Honey-Brined Fried Chicken Breasts
Recipe found here
3 C. cold water
1/4 C. kosher salt
1/4 C. honey
4 boneless skinless chicken breast halves
1/4 C. buttermilk
1 C. all-purpose flour
1/2 tsp. black pepper
1/2 tsp. garlic salt
1/2 tsp. onion salt
cayenne pepper to taste
corn oil for frying
- Mix cold water, kosher salt, and honey in a large bowl; stir until salt dissolves. Add chicken breasts, and weigh them down with a plate to keep them completely submerged. Cover entire bowl with plastic wrap and refrigerate for 1 hour.

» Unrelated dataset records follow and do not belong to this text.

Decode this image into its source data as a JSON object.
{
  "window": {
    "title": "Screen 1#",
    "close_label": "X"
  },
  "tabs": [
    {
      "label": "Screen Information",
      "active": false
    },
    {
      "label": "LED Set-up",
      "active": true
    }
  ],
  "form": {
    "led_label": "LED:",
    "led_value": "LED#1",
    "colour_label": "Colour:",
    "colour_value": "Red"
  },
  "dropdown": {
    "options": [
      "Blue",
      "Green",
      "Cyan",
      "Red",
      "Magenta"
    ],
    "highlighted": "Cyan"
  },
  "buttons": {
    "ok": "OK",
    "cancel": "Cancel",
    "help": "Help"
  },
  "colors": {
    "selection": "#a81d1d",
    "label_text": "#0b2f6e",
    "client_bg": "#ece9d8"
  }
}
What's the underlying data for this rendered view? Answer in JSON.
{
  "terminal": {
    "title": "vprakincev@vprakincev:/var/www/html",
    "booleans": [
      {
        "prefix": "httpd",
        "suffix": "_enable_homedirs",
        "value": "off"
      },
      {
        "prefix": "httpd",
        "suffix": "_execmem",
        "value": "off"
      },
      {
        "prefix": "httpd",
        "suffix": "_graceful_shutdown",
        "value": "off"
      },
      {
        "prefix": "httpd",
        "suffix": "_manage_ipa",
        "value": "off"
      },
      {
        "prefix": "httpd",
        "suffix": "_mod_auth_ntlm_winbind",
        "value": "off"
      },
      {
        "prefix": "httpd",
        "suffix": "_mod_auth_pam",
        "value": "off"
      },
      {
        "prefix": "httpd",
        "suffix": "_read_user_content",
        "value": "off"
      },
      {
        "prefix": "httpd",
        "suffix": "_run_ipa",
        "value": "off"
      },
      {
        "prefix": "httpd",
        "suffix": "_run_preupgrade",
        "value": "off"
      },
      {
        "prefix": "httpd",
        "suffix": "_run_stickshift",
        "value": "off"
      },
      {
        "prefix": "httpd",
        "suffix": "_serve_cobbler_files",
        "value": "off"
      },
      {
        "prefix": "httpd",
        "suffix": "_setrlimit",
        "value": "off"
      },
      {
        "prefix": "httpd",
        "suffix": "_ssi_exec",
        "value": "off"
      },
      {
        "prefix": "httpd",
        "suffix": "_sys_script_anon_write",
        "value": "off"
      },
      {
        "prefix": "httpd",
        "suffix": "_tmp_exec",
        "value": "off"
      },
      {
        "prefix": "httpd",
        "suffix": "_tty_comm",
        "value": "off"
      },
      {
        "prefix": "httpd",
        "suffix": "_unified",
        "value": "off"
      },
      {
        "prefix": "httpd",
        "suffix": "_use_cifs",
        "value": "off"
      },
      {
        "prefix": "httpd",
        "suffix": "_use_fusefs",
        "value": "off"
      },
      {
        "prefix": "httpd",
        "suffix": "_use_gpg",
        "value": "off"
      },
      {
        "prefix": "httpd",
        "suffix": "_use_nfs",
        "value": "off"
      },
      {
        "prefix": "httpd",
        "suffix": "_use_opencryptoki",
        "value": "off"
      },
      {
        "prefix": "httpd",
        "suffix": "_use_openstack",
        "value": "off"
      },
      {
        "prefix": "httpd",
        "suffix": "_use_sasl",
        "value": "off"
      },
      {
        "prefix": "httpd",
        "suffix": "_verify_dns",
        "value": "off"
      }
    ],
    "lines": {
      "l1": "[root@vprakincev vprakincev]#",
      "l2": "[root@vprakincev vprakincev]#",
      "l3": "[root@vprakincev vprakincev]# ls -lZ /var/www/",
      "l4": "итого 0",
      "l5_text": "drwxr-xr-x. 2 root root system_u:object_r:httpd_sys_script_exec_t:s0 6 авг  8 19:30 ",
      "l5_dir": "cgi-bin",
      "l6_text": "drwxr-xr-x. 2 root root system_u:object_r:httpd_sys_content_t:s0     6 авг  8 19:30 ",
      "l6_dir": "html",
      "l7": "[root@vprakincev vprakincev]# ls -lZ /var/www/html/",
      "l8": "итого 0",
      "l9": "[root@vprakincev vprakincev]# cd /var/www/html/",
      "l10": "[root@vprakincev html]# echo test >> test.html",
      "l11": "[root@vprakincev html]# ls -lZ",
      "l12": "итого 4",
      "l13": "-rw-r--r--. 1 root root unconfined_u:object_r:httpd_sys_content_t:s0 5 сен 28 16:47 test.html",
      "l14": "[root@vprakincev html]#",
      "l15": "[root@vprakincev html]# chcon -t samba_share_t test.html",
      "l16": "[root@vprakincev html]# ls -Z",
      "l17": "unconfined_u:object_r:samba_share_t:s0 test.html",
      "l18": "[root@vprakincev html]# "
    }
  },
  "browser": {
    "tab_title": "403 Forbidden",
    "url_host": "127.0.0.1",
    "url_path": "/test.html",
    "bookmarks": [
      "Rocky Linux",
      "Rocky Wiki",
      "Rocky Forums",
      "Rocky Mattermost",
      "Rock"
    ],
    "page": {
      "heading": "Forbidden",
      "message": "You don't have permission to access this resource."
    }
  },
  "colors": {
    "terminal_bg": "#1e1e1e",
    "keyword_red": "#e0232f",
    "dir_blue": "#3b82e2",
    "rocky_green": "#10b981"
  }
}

- Remove bowl from refrigerator; drain and dry chicken. Pour buttermilk over chicken in a large bowl. Set aside at room temperature for 15 minutes.
- Combine flour, black pepper, garlic salt, onion salt, and cayenne pepper in a large bowl.
- Coat each chicken breast in flour mixture until well covered on all sides; place flour-coated chicken breasts on a cooling rack to dry for 15 minutes.
- Heat vegetable oil in a large skillet to 350 degrees F (175 degrees C). Cook chicken breasts until browned and no longer pink in the center, about 10 to 15 minutes. An instant-read thermometer inserted into the center should read at least 165 degrees F (74 degrees C).
- Transfer chicken to a cooling rack; allow to cool for 5 minutes.
This is FANTASTIC! Mike couldn't stop saying how great it was. The only reason I don't like fried chicken is the skin, and this eliminates that problem...as well as the added fat skin has. Still not the healthiest thing in world, but certainly better that a traditional fried chicken with skin and bones.